GT5 was somewhat of a surprise - and having played through both Versions 1.00 and 2.15, I realised the changes that not only evolved throughout that development process, but also the subtle programming that took place in our minds providing the ground-base for the introduction to GT6 - which in a way is nostalgic GT and yet sort of a 'new' GT.
It actually takes me back to the feeling (in a way) of the first game, which to this day was the best experience of them all, the one that for me defined the feel, the "GT" if it all. I am enjoying that feeling immensely right now and hope it lasts.
It's been years, really, since I missed the feel of playing GT4, and even GT3 (which latter, to me, was the hardest) but suddenly I feel a lot happier - it's like they took my GT4 away and gave me a brand new polished copy with stuff I couldn't even imagine I wanted.
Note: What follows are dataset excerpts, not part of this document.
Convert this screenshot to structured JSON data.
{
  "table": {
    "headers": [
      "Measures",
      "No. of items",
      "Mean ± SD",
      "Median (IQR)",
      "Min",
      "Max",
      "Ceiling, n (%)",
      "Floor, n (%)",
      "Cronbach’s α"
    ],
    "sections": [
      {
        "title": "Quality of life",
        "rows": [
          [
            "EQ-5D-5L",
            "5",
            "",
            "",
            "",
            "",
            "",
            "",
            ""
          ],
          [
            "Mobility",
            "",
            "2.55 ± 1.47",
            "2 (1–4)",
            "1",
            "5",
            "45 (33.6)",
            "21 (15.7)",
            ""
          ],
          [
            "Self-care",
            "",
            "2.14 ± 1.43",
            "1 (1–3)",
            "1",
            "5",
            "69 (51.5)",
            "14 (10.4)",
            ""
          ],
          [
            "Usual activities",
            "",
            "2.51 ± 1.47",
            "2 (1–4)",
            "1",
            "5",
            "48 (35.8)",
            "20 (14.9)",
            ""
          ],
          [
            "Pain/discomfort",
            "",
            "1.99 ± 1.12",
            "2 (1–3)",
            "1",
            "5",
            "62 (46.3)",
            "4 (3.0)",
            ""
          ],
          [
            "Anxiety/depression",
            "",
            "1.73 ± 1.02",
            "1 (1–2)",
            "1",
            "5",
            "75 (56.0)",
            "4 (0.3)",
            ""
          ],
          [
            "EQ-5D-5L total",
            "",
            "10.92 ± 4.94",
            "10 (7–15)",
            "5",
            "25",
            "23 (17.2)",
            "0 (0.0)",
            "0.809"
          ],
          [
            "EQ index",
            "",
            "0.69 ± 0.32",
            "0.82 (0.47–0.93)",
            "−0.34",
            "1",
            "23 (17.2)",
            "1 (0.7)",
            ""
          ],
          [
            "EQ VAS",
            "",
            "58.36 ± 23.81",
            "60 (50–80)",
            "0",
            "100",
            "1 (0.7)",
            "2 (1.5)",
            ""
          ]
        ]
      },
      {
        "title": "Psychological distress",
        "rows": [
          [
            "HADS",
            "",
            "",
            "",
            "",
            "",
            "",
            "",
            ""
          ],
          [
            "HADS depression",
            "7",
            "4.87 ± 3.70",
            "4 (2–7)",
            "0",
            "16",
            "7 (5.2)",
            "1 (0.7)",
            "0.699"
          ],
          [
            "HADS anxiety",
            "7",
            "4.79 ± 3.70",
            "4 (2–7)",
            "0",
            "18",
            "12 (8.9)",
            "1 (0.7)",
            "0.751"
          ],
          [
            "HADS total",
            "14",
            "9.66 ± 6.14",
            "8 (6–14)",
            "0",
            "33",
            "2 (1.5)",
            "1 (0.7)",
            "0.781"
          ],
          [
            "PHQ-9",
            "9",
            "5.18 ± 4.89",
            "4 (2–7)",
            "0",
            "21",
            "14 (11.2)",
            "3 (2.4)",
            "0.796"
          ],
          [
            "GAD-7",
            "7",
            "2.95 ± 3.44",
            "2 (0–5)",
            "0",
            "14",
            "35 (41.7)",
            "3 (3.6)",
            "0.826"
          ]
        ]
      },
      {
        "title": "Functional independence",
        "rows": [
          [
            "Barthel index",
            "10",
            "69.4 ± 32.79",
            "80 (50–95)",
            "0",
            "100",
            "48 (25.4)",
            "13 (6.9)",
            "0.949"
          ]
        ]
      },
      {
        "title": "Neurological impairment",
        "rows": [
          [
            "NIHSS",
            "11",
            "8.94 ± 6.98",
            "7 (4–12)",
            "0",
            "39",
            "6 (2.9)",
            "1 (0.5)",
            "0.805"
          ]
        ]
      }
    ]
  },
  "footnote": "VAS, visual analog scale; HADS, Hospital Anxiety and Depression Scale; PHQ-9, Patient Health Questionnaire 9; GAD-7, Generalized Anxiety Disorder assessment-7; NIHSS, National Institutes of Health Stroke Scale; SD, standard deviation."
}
Racing on Apricot Hill at night is truly breathtaking & the replays make rewatching gameplay a must.
I have hundreds of movies saved in GT5 - as you may guess then, I'm making movies like Cameron and Spielberg rolled into one. The replays also help me examine the tracks in minute detail, an obsession I confess that has now considerably worsened. Easter eggs? Haha. Galore. Comparing the movies between GT5 and GT6 shows me what was added and subtracted. I'll be looking forward to seeing Jenkins again. Or not.
I'm also getting a nostalgic GT4 vibe with the remixed menu music which brings back awesome memories.
There is a lot of nostalgia in here. I played GT4 a few weeks ago, and when checking out my garage (I had the urge to thrash the Bentley Speed 8 around El Capitan) and my kid comes bounding up to me with "What's that? What's that? I know that song! OMG, I used to love that!'
I laughed and told him it was a game I played a lot while he was growing up.
I just finished getting my National A and unlocked the Lunar Missions - he is going to throw a fit tomorrow when I make him drive around the Moon. What better way to teach him the terrain?
The little touches here & there are truly making this game hard to turn away from. I just cant stop playing.
I stopped playing just now, to take a Rum and Coke break. It is very hard to stop. If not for the fact that I have been playing since 5.00 P.M (it's 4.00 A.M. right now where I am located) and a bit tired I would just keep playing till I keel over.
So much driving to do . . .
The licence tests were loads of fun since I had company - the four friends on my friend's list are all closely matched with me, and we are having a whale of a time trying to shave milliseconds off each other's times.
Obviously when we go online together we'll be racing in a pack - and that's about as close racing as I could hope for.
There is a lot of thought that was put into the game - and when I got that letter from Lord March . . . just for a second there I forgot I was a middle-aged family man with life's daily problems - I was the rookie racer, gradually working my way up - and now they want me to train on the Moon. Good. I'm ready.
Edit: (added)
Well they obviously kept the actual oil changes and car washes, but the point is there is no animation once you choose an option like in previous games.
Not the same kind of animation for sure - and nowhere like the animation in TDU2, where you actually had to sit around and some guy even comes and talks to you. There are plenty of characters around, too. What I find strange though is that GTAuto seems to be situated in quite an elevated area - a penthouse garage. There must be a glass elevator taking the cars down . . .
And talking about raindrops on roses, and other favourite things . . . there are suddenly a lot of gals in the game - women spectators, that is. Hm.